Quel est votre avis sur la synthèse des travaux de l’OMS qui incrimine la viande rouge ?

Tout d’abord, il faut expliquer que c’est une étude de corrélation qui ne démontre donc aucune relation de cause à effet. Dans ce genre d’étude, la corrélation observée est généralement liée à la présence de surconsommateurs de viande et au mode de cuisson au barbecue. En effet, ainsi préparée, la viande s’accompagne de la formation de composés cancérigènes (les hydrocarbures polycycliques). Ensuite, on observe que les gros mangeurs de produits carnés consomment peu de fruits et de légumes, qui sont eux plutôt protecteurs par l’apport des antioxydants. Ce que montre cette étude c’est surtout que l’excès est toujours associé à un risque. Néanmoins, il faut aussi rappeler que l’Homme est omnivore et que les produits animaux dont la viande sont très importants dans l’équilibre alimentaire et l’investissement santé. Le message médiatique qui prône le fait de ne plus manger de viande est porté par des mouvements qui ont du poids. Il faut lutter contre cet effet de mode en apportant des arguments simples et de bon sens et en ne considérant que des ajustements quantitatifs.

L’opinion publique peut-elle être influencée par cette étude ?

Je ne pense pas que les Français y soient vraiment sensibles, car leur bon sens et leur culture sont grands. Lorsqu’on explique de façon rassurante que c’est seulement l’excès qui pose problème, comme pour beaucoup d’autres aliments, l’opinion le comprend. Il faut aussi l’associer à une notion de plaisir. à contrario, les personnes qui s’accrochent au végétarisme, et surtout au végétalisme, seront bien sûr réfractaires à ces arguments-là.

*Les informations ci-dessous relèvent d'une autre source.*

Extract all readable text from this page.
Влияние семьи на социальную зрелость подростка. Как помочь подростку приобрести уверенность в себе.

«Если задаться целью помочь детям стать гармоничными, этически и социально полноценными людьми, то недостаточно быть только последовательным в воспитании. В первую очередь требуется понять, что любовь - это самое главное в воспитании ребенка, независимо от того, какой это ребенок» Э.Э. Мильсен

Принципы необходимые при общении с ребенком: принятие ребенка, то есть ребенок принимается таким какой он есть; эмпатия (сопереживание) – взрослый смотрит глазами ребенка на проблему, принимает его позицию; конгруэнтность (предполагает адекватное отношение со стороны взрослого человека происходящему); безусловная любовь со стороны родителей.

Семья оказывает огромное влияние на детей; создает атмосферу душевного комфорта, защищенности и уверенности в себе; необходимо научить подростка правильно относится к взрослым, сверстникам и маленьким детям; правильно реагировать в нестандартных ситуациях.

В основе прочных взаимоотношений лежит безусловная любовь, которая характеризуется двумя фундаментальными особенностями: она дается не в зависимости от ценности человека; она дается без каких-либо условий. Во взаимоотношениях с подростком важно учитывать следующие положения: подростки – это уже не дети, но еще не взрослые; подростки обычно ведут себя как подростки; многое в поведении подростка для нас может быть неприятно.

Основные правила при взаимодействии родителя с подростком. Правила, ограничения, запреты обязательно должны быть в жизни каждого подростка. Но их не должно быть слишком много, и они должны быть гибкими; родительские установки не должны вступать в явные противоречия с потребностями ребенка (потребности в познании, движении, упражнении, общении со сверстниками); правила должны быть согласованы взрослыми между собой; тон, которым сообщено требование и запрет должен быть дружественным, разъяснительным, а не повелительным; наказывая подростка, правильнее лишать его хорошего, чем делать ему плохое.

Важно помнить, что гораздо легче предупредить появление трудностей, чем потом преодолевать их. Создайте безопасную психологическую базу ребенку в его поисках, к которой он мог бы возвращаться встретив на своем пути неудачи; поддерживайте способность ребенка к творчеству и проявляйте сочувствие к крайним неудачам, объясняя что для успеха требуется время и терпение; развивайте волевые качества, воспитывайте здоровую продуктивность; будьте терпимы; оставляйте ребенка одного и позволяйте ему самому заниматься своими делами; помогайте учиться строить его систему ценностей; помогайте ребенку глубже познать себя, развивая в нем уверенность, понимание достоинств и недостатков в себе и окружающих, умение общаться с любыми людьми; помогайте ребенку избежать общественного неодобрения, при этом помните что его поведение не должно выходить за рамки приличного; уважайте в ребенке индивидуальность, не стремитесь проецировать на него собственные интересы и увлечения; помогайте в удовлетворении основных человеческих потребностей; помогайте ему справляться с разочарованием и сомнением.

Il faut rappeler que l’Homme est omnivore et que nous n’avons jamais aussi bien mangé qu’à l’heure actuelle.

Les filières de l’élevage français vivent des moments difficiles. Comment contrecarrer une étude comme celle de l’OMS qui a un impact médiatique si important ? Premièrement, il faut mettre en avant la question de la quantité des aliments que nous consommons. La nutrition ne condamne aucun aliment. Il faut seulement ne pas être dans le trop-plein. Il faut ensuite réexpliquer que l’Homme est omnivore, que la viande apporte des protéines animales, du fer et de la vitamine B12 et que nous n’avons jamais aussi bien mangé qu’à l’heure actuelle.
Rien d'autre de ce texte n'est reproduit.